Graduation day was special for Lademann in several ways – of course, completing her studies was one, but another was being able to walk, hand-in-hand, with the doctor that helped her get to this point to accept her diploma.

That doctor is Jennifer Laine, medical director of research and pediatric orthopedic surgeon at Gillette Children’s in St. Paul.

“She’s an amazing woman,” Dr. Laine said about Lademann, adding, “it has been a real pleasure and an honor to work with her over these years. I’m really proud of her.”

The two have developed a strong bond that’s been filled with many memorable moments over nearly a decade.

Lademann says after one of their first meetings, she took to heart something Dr. Laine said to her – it was a message of encouragement, and she wrote it down on a notecard that’s still with her eight years later.

“On graduation night, I had it in the pocket of my dress,” Lademann said about the note that reads:

“You are not helpless, this is not hopeless. We have work to do. Let’s go.”

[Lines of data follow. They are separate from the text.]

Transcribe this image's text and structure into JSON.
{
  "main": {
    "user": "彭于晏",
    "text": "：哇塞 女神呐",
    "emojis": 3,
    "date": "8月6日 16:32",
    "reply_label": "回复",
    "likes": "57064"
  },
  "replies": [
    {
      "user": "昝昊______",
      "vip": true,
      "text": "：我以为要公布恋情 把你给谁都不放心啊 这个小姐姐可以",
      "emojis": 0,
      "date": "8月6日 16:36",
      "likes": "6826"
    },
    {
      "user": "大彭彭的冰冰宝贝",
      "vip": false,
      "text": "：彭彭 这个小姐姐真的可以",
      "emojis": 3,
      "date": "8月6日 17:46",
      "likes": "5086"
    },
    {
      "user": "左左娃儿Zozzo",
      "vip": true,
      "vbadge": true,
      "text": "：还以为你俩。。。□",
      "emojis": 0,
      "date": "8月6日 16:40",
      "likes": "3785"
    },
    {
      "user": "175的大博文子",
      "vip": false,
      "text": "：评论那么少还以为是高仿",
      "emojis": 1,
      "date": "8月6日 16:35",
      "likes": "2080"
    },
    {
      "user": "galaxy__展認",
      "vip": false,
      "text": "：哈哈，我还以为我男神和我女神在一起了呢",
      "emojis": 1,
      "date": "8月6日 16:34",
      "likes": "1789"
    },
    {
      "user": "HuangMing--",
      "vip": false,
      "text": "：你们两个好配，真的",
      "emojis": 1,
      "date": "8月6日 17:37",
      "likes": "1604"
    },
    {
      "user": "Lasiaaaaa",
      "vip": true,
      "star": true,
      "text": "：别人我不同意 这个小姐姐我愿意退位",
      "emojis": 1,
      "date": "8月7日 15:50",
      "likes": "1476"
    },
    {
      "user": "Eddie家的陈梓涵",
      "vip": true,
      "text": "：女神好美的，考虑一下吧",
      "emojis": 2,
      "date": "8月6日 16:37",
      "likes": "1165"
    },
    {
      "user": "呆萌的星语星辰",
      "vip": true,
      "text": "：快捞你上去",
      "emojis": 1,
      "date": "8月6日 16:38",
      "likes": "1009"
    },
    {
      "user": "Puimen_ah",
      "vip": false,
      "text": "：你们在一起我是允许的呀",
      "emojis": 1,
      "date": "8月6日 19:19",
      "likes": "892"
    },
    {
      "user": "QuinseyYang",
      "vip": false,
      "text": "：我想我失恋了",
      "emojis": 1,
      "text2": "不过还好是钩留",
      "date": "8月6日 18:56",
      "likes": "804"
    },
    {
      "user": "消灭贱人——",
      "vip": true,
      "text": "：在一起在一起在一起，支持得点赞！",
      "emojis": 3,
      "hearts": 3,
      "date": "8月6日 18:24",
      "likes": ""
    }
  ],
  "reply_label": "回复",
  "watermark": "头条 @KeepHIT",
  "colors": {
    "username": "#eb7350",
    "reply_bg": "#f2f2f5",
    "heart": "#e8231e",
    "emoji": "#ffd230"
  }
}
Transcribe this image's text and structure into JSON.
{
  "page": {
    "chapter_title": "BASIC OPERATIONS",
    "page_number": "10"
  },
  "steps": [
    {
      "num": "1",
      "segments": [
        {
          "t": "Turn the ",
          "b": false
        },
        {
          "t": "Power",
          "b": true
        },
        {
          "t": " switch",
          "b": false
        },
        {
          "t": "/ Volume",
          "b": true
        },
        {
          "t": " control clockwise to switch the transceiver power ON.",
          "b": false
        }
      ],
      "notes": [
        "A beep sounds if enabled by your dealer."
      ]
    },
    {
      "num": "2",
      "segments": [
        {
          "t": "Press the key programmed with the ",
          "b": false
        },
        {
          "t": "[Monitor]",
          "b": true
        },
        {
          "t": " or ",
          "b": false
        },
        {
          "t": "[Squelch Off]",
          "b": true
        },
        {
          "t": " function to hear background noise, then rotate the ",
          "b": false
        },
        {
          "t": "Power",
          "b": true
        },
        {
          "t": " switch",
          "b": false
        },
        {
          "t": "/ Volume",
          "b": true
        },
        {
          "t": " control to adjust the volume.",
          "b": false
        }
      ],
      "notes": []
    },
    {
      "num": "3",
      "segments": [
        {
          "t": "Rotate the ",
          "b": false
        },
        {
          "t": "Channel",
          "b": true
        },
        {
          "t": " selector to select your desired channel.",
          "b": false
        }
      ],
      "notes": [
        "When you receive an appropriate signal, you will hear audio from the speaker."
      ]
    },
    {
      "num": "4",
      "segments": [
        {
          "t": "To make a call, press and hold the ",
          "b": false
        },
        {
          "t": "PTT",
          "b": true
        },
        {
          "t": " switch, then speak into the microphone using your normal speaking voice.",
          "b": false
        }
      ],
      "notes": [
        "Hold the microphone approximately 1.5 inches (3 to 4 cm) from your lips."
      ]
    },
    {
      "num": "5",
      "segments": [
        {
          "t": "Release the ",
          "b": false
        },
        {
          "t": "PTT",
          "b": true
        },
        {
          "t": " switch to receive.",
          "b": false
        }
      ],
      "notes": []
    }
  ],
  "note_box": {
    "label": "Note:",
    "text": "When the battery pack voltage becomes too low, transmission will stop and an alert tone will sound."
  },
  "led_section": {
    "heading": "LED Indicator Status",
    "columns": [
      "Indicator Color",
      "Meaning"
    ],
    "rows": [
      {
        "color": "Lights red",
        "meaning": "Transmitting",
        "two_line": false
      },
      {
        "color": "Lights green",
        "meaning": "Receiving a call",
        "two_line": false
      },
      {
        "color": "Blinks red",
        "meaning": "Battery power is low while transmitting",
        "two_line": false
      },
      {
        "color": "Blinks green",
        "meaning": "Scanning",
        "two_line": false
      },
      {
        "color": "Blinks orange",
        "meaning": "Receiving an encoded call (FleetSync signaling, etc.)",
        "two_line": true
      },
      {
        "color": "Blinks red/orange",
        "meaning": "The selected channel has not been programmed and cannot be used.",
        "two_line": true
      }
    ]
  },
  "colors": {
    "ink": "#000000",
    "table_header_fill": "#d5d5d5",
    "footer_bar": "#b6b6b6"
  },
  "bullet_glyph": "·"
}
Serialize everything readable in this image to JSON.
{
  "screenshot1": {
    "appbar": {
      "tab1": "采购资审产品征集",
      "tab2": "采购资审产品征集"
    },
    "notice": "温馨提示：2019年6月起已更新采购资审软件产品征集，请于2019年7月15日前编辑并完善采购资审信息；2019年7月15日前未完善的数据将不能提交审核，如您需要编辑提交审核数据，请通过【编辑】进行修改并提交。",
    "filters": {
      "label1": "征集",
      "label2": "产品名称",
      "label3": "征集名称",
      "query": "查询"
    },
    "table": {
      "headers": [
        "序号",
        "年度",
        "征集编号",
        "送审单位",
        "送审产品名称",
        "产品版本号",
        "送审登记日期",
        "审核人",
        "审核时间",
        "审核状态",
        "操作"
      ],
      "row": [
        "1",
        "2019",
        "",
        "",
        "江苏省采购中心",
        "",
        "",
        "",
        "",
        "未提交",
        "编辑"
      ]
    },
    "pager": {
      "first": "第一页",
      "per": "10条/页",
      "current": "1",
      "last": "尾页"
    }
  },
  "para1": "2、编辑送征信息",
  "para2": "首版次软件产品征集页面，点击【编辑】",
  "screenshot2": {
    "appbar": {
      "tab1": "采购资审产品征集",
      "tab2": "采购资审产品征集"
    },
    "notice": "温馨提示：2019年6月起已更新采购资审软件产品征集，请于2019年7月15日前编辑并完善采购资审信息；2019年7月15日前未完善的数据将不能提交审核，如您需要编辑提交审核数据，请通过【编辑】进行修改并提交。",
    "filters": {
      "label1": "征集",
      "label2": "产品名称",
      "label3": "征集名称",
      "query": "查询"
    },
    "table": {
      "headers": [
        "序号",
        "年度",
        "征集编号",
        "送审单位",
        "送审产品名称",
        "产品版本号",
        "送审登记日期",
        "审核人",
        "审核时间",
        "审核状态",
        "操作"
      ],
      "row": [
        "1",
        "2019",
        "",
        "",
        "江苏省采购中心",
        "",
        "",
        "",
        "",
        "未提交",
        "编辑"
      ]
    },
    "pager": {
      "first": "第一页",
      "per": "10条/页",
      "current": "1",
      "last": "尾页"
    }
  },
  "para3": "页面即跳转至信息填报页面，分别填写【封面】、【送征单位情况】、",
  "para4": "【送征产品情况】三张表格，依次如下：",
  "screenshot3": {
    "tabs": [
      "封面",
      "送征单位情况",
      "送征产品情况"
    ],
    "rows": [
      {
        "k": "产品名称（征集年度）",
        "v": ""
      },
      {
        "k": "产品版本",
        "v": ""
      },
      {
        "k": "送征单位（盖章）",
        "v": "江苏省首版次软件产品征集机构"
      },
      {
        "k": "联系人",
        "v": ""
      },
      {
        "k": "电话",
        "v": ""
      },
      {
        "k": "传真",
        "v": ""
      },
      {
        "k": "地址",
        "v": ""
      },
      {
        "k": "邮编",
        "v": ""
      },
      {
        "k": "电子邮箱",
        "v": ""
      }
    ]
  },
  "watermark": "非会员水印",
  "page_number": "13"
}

It’s then referenced to Dr. Laine.

When asked what that type of encouragement means to her, Lademann said, “everything.”

With graduation behind her, Lademann says her next goal is to go to school at Metropolitan State University. She hopes to become a social worker and help people.

“Don’t stop when you’re tired, stop when you’re done,” Lademann offered as her own words of encouragement. “Don’t let [cerebral palsy] define you – you define it.”